El viejo dio muestras de sentirse incómodo cuando Mabel preguntó por un médico.
—No hay ninguno por aquí. El más cercano está en Anchorage. Tendrá que tomar el tren.
—¿Qué?
—No tenemos médico aquí, querida. Nunca lo hemos tenido —repitió, paciente.
—Tiene que estar bromeando… ¿No hay médico? ¿Acaso no estamos en una ciudad, por el amor de Dios?
Mabel respiró hondo, intentando echar mano de la reserva de fuerzas que tenía en su interior. El señor Palmer asintió mientras ella le hablaba de las heridas de Jack. Él había conocido a hombres que se habían partido la espalda y ningún doctor pudo hacer gran cosa por ellos de todos modos.
—Debe dejar que el tiempo siga su curso. Las heridas se curarán o no. —Lo dijo como si lamentara la verdad, como si entendiera lo que había en la balanza.
Aparte del billete de tren a Anchorage, lo único que podía ofrecerle el señor Palmer era una botella de vidrio marrón rellena de un líquido.
—Dele una cucharada cada pocas horas. Le aliviará el dolor y le ayudará a dormir —explicó—. Y no se preocupe por la cantidad. Conozco a hombres que lo toman regularmente y no parece afectarles demasiado.

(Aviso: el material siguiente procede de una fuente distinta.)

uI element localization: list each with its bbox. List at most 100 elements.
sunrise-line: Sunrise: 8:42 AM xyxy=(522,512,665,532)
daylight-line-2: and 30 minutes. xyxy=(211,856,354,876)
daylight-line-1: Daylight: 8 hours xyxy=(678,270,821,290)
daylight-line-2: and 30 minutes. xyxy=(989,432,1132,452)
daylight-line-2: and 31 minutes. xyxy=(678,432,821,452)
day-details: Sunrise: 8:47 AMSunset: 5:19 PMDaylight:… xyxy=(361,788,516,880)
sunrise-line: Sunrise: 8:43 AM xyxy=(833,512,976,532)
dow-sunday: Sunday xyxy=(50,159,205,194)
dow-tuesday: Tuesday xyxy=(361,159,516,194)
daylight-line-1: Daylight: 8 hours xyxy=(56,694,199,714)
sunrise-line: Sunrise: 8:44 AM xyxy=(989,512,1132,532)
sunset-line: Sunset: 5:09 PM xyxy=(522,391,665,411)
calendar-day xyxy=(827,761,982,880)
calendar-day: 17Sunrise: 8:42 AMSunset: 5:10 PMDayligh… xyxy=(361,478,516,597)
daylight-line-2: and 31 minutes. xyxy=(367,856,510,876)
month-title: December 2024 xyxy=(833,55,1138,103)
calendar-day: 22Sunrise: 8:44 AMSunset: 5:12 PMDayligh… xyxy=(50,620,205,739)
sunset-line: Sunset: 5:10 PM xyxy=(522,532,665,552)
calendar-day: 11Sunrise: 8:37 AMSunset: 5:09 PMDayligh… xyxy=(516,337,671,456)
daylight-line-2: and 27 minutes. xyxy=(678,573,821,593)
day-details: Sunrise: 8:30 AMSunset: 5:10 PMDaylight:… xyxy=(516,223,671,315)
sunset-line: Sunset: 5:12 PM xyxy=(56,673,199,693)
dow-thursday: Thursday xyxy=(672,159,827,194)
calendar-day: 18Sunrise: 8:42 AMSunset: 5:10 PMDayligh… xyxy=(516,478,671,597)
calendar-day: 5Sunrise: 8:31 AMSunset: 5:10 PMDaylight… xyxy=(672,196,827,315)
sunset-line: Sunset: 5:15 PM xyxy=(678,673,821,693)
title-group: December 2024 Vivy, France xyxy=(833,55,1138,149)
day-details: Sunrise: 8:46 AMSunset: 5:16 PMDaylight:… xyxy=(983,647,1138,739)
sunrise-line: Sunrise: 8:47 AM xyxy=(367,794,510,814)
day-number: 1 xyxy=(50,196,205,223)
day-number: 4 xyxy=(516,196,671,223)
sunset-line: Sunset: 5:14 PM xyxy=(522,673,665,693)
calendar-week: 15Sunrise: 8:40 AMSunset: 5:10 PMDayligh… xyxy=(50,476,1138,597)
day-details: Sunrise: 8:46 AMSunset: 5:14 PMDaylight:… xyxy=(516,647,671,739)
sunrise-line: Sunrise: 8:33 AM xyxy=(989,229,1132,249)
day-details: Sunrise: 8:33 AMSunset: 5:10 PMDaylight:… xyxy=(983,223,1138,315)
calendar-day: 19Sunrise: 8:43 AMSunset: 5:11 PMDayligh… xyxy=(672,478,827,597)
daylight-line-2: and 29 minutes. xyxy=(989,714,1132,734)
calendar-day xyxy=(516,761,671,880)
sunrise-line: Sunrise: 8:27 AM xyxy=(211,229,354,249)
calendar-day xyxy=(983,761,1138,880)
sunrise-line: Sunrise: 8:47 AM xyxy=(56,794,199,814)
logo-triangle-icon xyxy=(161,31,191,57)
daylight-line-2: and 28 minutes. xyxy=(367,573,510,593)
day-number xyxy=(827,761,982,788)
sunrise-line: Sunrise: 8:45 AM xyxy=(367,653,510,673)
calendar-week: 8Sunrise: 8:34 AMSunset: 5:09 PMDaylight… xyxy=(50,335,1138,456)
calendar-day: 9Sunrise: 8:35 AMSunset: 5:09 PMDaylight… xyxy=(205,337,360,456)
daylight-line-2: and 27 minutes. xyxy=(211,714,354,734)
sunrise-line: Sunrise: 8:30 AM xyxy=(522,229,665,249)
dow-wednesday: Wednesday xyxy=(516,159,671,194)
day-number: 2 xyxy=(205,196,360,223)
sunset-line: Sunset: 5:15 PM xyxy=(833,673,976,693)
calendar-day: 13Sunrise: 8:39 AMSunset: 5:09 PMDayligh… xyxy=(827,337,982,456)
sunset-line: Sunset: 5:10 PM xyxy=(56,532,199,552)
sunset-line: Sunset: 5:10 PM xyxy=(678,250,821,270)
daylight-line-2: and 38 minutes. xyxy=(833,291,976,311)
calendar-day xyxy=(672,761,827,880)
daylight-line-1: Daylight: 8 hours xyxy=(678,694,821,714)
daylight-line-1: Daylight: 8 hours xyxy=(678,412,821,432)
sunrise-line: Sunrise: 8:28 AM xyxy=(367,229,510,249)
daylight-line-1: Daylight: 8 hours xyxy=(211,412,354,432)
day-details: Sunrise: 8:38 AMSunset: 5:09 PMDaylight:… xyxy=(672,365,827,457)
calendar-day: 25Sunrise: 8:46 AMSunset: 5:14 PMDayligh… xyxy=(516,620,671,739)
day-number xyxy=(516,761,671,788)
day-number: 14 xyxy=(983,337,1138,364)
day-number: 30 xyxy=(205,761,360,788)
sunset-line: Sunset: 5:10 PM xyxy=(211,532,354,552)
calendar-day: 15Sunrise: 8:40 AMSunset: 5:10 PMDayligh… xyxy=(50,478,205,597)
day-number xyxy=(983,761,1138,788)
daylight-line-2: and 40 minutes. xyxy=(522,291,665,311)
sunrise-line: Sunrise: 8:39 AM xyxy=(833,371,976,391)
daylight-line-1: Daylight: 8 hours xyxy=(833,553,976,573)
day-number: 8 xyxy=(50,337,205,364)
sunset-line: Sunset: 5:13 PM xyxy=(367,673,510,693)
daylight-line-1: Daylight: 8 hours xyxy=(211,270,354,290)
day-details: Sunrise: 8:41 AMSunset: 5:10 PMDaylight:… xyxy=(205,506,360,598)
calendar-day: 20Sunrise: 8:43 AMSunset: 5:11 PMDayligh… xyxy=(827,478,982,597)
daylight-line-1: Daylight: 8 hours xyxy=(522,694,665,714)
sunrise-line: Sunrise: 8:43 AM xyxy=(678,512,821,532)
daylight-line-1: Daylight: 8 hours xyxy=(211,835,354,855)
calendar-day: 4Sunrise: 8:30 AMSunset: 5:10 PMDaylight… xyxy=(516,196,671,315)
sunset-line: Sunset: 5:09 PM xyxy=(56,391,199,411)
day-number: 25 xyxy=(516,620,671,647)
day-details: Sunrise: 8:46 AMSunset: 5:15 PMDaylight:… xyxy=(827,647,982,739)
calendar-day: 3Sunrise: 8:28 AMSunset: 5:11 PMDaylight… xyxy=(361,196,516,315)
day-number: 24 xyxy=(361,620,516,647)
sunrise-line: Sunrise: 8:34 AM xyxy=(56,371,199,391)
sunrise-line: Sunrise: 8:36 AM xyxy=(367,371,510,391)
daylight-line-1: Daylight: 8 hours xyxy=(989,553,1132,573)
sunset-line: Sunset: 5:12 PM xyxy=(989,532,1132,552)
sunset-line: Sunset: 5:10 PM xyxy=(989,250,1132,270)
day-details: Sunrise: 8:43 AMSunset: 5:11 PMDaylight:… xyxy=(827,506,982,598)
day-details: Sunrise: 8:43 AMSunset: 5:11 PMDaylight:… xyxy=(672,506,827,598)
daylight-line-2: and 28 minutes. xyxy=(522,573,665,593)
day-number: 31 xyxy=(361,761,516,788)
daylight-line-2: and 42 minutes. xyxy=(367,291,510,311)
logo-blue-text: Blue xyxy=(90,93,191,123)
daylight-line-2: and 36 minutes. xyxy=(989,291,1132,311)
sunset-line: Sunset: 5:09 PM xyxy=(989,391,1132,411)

Mabel le pagó y le dio las gracias. Cuando ya estaba en la puerta, él añadió:
—Espero que no se ofenda por la sugerencia, pero unas cuantas botellas de alcohol no le irían mal. Ted Swanson, al otro lado de las vías, cerca del río. Él la ayudará. Mezclar eso que le he dado con alcohol podría sentarle bien. No suelo hacer esta clase de recomendaciones, pero tengo la sensación de que va a necesitarlo.
Láudano y alcohol barato, lo único que aquel lugar le ofrecía para su marido herido. Mabel volvió a montar y cabalgó hacia la finca, demasiado enfadada para sentir también miedo.
Las pegajosas hojas de los chopos asomaron bajo el cielo azul y el lodo de los campos se convirtió en un suelo fértil y húmedo, pero la desazón que invadía a Mabel parecía ya algo viejo, polvoriento y demasiado familiar. Algo similar al hambre o la sed pegado a su garganta, hasta tal punto que se planteó la posibilidad de tomar un poco de láudano, aunque no lo hizo. Recortada bajo el sol brillante, la cabaña aparecía oscura y fresca. No encendió el fuego, pero mantuvo las velas encendidas. En la cama donde ya no dormía, Jack yacía atontado, y solo la llamaba cuando se pasaba el efecto del analgésico. Pensó en lo que Esther le había contado de los alces, cómo a menudo ayunaban hasta la muerte justo cuando empezaba la primavera. Tras sobrevivir al intenso invierno, aquellos animales de patas largas se hundían en la pesada nieve, rendidos a la desesperación.